La police a dû disperser des centaines de manifestants devant le parlement israélien à Jerusalem ce lundi. Ils réclament un accord avec le Hamas pour obtenir la libération des otages toujours détenus à Gaza.
Des manifestations antigouvernementales ont éclaté en Israël, quelques heures seulement après que le cabinet du Premier ministre Benjamin Netanyahu a approuvé les plans visant à s'emparer de la totalité de la bande de Gaza.
Des centaines de personnes se sont rassemblées devant la Knesset, le parlement israélien, pour réclamer un accord avec le Hamas afin d'obtenir la libération des otages encore détenus à Gaza.
Le cabinet israélien a approuvé le projet de s'emparer de la totalité de la bande de Gaza et de rester dans le territoire palestinien pour une durée indéterminée, ont déclaré deux responsables israéliens, une décision qui, si elle était mise en œuvre, étendrait considérablement les opérations d'Israël dans cette région et susciterait probablement une opposition internationale.

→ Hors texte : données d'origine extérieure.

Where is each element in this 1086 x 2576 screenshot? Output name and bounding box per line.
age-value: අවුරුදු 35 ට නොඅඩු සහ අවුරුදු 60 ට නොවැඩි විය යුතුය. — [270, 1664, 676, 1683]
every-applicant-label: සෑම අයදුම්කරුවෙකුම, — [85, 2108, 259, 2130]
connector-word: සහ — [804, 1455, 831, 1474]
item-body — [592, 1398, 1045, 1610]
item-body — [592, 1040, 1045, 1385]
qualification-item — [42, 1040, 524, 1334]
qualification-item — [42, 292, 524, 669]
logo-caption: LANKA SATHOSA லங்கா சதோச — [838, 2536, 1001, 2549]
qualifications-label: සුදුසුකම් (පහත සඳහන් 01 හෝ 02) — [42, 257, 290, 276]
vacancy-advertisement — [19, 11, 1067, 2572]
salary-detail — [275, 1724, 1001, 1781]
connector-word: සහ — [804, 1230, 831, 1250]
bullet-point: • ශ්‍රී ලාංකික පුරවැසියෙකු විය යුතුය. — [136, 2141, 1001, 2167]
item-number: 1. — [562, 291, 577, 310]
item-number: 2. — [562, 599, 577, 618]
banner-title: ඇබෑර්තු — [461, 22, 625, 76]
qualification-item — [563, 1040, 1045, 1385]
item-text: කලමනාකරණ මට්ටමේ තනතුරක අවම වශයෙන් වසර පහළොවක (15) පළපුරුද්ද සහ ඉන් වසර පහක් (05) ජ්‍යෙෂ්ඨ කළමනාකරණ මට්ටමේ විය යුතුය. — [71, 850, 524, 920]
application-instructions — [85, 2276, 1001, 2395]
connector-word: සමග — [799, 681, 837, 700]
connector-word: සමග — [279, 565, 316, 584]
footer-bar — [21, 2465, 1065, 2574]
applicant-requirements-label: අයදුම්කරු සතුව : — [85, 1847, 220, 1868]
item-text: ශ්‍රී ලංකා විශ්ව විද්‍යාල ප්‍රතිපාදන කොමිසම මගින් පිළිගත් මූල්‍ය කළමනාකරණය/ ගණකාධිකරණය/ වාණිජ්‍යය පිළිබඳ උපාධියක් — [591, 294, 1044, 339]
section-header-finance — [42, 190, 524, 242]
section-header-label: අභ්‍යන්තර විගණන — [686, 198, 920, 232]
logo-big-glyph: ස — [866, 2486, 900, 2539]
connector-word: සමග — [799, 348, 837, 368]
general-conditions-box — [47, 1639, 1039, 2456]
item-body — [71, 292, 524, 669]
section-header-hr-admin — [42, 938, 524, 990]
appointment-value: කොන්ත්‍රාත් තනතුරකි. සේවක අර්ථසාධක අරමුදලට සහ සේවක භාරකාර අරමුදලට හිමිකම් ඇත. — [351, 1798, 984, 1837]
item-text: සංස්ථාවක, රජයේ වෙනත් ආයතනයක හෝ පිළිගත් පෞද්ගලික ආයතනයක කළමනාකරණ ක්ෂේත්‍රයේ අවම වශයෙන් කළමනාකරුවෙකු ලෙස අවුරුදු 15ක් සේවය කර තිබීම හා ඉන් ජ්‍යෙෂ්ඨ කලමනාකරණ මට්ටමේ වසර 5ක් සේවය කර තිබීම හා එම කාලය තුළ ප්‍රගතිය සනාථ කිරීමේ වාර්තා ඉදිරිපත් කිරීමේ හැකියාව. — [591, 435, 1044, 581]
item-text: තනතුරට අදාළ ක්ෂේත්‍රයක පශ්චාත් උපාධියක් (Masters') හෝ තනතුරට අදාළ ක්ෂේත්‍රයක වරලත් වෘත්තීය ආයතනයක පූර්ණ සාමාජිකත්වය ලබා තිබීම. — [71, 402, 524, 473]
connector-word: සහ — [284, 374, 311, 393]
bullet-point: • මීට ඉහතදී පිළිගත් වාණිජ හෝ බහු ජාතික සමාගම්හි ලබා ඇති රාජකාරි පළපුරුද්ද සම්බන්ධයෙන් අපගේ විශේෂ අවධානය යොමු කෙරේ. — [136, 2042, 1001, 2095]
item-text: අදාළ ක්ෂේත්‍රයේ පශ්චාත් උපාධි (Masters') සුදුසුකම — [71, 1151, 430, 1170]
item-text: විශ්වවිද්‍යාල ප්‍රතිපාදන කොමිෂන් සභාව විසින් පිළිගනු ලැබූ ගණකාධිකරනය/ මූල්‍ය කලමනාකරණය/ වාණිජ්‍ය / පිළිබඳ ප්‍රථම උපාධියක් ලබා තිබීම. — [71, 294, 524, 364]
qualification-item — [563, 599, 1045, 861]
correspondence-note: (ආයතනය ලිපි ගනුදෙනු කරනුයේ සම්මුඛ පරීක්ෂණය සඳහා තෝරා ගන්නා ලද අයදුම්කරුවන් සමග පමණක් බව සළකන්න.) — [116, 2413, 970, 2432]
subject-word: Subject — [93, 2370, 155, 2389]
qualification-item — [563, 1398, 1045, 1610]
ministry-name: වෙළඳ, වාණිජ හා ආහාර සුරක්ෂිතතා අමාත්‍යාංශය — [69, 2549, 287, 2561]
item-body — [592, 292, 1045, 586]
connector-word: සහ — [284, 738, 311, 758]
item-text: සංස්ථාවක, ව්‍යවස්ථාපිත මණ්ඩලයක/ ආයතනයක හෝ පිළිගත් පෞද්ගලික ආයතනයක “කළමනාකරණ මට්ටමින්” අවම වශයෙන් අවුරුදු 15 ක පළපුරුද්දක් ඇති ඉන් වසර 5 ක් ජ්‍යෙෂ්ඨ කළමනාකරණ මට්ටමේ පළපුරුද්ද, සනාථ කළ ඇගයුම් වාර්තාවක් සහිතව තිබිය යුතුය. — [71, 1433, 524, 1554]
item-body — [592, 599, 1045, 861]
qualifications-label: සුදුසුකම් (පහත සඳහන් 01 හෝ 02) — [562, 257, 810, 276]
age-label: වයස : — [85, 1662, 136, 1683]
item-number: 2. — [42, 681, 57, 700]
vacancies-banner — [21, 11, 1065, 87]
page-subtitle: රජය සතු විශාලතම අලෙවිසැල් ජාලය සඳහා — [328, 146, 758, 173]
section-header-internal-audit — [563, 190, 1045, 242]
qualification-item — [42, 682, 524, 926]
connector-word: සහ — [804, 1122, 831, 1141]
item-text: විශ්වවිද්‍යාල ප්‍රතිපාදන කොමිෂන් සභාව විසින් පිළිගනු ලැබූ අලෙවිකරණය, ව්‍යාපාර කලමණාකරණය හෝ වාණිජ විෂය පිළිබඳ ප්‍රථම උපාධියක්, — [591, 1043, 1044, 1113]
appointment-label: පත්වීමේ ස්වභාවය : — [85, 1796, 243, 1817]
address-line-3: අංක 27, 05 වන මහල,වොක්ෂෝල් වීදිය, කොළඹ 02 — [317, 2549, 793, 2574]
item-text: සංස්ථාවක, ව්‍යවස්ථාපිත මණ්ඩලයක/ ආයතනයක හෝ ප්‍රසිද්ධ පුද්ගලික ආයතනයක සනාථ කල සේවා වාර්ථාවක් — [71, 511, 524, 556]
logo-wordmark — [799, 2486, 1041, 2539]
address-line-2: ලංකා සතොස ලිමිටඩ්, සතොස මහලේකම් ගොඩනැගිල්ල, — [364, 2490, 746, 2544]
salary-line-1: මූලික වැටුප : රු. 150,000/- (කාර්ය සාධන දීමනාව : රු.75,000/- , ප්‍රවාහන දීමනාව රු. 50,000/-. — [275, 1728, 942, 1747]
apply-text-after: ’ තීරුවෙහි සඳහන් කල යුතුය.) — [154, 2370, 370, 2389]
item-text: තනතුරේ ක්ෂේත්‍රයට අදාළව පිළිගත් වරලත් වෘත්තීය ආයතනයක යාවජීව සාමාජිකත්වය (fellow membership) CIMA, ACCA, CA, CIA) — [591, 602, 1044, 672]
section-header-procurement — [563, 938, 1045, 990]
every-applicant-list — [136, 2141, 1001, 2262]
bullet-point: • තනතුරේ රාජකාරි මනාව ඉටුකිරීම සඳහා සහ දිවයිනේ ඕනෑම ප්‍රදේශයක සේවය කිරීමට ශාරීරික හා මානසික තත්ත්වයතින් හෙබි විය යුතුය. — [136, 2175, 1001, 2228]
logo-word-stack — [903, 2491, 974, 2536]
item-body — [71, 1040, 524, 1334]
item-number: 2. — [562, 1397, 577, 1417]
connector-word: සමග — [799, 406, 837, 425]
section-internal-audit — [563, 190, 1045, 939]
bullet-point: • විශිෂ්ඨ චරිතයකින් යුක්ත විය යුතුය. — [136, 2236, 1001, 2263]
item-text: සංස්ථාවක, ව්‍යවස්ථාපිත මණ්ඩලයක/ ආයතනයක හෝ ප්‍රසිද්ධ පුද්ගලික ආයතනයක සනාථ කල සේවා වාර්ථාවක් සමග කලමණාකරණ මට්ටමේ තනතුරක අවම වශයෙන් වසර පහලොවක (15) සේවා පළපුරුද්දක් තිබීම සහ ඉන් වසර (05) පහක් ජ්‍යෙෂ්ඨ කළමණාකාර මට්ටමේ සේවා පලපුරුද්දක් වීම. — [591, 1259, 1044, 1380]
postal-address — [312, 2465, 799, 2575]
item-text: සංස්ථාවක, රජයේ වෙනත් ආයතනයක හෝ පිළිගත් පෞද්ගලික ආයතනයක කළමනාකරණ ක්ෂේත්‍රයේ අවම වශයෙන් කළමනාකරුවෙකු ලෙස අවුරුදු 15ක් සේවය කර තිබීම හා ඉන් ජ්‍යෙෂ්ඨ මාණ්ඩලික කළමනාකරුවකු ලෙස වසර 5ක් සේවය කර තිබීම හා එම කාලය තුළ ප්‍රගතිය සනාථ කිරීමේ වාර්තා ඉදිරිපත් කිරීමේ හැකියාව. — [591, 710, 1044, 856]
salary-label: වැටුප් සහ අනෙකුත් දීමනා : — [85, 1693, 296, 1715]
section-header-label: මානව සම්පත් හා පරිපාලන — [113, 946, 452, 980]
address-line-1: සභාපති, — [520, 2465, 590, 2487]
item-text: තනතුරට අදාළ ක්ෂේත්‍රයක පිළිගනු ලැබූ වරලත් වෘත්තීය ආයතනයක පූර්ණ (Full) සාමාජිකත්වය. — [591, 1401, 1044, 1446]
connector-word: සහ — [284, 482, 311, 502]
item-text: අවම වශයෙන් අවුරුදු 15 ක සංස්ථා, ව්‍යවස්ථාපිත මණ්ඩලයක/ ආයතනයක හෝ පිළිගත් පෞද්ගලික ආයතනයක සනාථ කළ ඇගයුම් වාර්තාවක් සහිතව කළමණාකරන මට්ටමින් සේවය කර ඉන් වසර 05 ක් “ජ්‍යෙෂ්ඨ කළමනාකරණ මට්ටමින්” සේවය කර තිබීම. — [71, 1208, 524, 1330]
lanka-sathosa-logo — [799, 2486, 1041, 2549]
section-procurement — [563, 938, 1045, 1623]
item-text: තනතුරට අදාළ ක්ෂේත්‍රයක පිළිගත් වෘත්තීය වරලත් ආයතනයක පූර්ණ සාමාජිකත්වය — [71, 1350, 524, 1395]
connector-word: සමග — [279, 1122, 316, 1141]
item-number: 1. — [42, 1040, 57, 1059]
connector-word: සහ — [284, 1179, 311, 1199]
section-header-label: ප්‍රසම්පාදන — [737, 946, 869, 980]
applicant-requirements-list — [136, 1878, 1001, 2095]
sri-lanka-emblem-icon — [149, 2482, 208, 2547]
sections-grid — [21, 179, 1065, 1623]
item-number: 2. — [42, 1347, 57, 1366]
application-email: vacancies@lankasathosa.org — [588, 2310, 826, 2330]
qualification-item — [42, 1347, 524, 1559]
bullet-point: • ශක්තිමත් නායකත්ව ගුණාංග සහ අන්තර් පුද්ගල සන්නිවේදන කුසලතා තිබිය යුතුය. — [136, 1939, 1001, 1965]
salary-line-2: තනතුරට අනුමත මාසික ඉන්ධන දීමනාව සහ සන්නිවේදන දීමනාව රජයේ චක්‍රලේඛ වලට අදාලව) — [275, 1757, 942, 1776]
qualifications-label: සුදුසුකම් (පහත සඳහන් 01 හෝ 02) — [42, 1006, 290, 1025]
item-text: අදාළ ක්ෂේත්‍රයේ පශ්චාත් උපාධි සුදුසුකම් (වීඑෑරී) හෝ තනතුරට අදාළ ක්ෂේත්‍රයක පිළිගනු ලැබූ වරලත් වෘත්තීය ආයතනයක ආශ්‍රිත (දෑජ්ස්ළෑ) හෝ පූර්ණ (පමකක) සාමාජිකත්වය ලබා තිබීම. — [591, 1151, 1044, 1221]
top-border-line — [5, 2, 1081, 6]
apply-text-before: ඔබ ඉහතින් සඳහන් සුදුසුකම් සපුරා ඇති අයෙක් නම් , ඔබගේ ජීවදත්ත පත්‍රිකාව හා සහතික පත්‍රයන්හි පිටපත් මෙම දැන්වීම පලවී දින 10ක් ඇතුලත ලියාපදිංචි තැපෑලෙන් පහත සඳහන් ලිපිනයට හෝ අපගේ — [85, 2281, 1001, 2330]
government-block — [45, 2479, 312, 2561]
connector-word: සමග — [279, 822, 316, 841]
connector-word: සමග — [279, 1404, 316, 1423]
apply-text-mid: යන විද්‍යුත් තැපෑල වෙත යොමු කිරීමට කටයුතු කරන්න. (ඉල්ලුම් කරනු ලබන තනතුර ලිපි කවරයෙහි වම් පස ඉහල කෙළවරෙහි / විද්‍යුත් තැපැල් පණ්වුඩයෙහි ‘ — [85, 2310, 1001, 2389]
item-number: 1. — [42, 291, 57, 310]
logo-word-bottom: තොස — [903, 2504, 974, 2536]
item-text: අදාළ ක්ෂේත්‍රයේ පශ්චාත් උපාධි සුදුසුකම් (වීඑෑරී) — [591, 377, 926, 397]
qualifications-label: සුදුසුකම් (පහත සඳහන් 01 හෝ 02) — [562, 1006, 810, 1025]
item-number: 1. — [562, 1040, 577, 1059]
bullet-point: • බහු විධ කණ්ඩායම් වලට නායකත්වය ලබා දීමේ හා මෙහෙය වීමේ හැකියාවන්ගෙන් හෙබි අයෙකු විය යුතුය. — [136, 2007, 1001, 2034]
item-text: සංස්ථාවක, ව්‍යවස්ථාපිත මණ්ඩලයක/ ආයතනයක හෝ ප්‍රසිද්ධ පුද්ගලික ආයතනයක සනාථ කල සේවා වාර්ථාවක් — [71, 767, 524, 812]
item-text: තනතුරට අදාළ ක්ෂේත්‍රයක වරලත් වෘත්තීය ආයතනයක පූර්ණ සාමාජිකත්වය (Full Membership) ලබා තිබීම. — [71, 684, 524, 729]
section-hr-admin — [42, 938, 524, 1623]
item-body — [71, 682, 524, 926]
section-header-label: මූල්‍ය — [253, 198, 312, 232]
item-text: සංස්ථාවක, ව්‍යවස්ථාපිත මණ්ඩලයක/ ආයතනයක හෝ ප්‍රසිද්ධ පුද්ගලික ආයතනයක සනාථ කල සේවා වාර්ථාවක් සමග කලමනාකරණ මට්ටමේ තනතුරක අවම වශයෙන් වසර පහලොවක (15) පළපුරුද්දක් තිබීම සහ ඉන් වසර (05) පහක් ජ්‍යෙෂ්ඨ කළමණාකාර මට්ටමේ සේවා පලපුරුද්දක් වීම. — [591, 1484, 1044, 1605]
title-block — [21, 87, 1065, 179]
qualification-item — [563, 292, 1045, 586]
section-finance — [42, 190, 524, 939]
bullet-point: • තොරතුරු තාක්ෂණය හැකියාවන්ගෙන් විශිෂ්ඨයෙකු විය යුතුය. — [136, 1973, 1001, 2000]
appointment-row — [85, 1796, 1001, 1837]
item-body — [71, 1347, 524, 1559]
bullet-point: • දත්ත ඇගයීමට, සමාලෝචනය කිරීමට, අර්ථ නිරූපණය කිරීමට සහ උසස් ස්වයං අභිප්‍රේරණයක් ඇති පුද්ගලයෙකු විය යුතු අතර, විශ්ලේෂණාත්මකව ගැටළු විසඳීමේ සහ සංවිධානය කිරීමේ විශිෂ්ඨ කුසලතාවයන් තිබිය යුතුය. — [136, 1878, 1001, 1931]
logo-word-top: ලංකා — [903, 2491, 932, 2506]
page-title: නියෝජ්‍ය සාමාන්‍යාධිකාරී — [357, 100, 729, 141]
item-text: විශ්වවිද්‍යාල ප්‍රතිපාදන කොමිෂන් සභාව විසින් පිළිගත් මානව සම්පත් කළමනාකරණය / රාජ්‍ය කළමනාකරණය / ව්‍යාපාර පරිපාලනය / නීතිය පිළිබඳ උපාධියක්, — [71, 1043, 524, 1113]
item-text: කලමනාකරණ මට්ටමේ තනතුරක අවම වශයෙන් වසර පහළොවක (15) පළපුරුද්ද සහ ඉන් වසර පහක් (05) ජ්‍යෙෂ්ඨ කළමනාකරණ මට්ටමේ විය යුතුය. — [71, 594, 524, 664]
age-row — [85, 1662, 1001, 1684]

Les détails du plan n'ont pas été officiellement annoncés, ni son calendrier ni sa mise en œuvre ne sont clairs à ce jour. Son approbation est intervenue quelques heures après le rappel par l'armée de dizaines de milliers de soldats de réserve.
Mais selon certains analystes, il pourrait aussi s'agir d'une nouvelle mesure prise par Israël pour tenter de pousser le Hamas à faire des concessions dans le cadre des négociations sur le cessez-le-feu.
"Il n'y a aucune raison de poursuivre cette guerre. Ce que nous avons fait pendant un an et demi, ce que nous avons fait pendant un an et demi et que nous n'avons pas réussi, nous ne pourrons pas le faire maintenant", a déclaré Miri Wolf, l'une des manifestantes.
"Ils (le gouvernement israélien) veulent simplement tenir la bande de Gaza et y établir une nouvelle colonie. Ils y resteront, des soldats seront tués et les otages reviendront dans des sacs noirs. Voilà ce qui se passera", a-t-elle ajouté.
Le nouveau plan, qui, selon les responsables, est destiné à aider Israël à atteindre ses objectifs de guerre, à savoir vaincre le Hamas et libérer les otages, prévoit également le déplacement de centaines de milliers de Palestiniens vers le sud de la bande de Gaza.
Cela reviendrait probablement à les déplacer de force et à exacerber une crise humanitaire déjà quasi insurmontable.
Le Secrétaire général de l'ONU António Guterres s'est ce lundi dit "alarmé par ces informations de plans israéliens pour étendre les opérations terrestres et prolonger la présence militaire à Gaza."
Depuis qu'Israël a mis fin au cessez-le-feu avec le groupe militant du Hamas à la mi-mars, il a lancé de nouvelles frappes sur le territoire qui ont tué des centaines de personnes. Il s'est emparé de pans entiers de territoire et contrôle désormais environ la moitié de l'enclave.
Avant la fin de la trêve, Israël a interrompu toute aide humanitaire dans le territoire, y compris la nourriture, le carburant et l'eau, déclenchant ce qui est considéré par beaucoup comme la pire crise humanitaire en près de 19 mois de guerre.
19 mois de guerre et des milliers de morts
La guerre a commencé lorsque des militants du Hamas ont attaqué le sud d'Israël le 7 octobre 2023, tuant environ 1 200 personnes, pour la plupart des civils.
Le Hamas a pris 251 personnes en otage et en détient actuellement 59, dont 24 seraient encore en vie.
L'offensive israélienne qui a suivi a tué à ce jour 52 400 Palestiniens, principalement des femmes et des enfants, selon le ministère de la santé de Gaza, dirigé par le Hamas, dont les chiffres ne font pas de distinction entre les combattants et les civils.
L'armée israélienne affirme que 850 de ses soldats sont morts depuis le début de la guerre.